International Journal of Computer Applications |
Foundation of Computer Science (FCS), NY, USA |
Volume 73 - Number 11 |
Year of Publication: 2013 |
Authors: Sunita Bisht, Amit Paul |
10.5120/12787-0024 |
Sunita Bisht, Amit Paul . Document Clustering: A Review. International Journal of Computer Applications. 73, 11 ( July 2013), 26-33. DOI=10.5120/12787-0024
As the internet is exploding with huge volume of text documents, the need of grouping similar documents together for versatile applications have hold the attention of researchers in this area. Document clustering can facilitate the tasks of document organization and web browsing, search engine results, corpus summarization, documents classification, information retrieval and filtering.
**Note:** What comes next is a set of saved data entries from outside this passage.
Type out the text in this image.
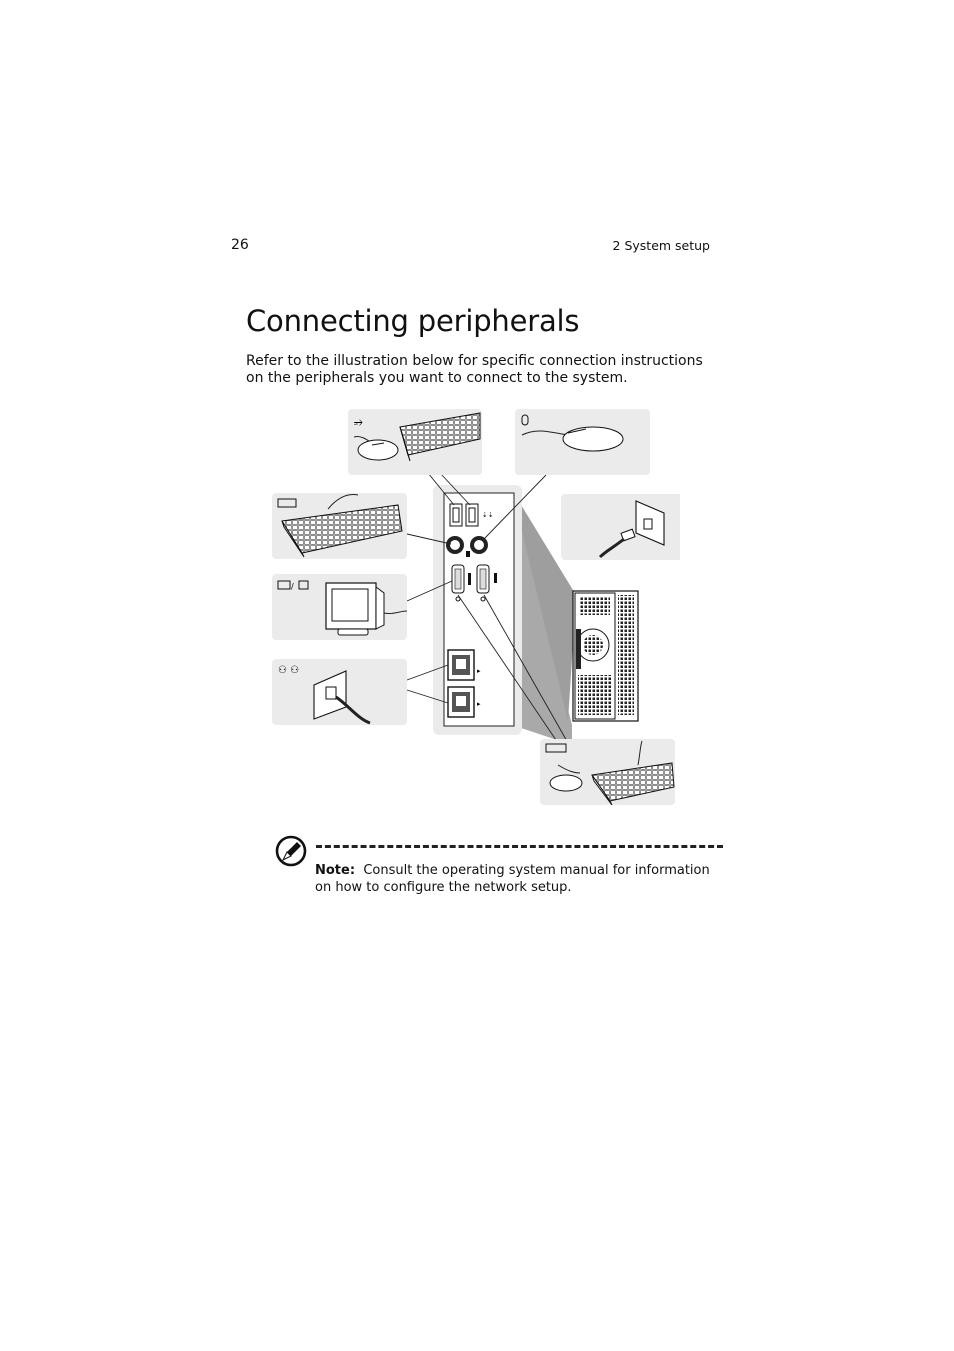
26	2 System setup
Connecting peripherals

Refer to the illustration below for specific connection instructions on the peripherals you want to connect to the system.

⇣⇣
▸
▸
⭌
/
⚇ ⚇

Note: Consult the operating system manual for information on how to configure the network setup.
However several attempts have been made to develop efficient document clustering algorithms but most of the clustering methods suffer from challenges in dealing with problems of high dimensionality, scalability, accuracy and meaningful cluster labels. This paper intends to provide a brief summary over methods studied and current state of documents clustering research, including basic traditional methods as well as advanced fuzzy based, GA, PSO, HS oriented techniques etc. Also document representation model and its challenges, dimensionality reduction mechanisms, issues in document clustering, and cluster quality evaluation criteria are discussed.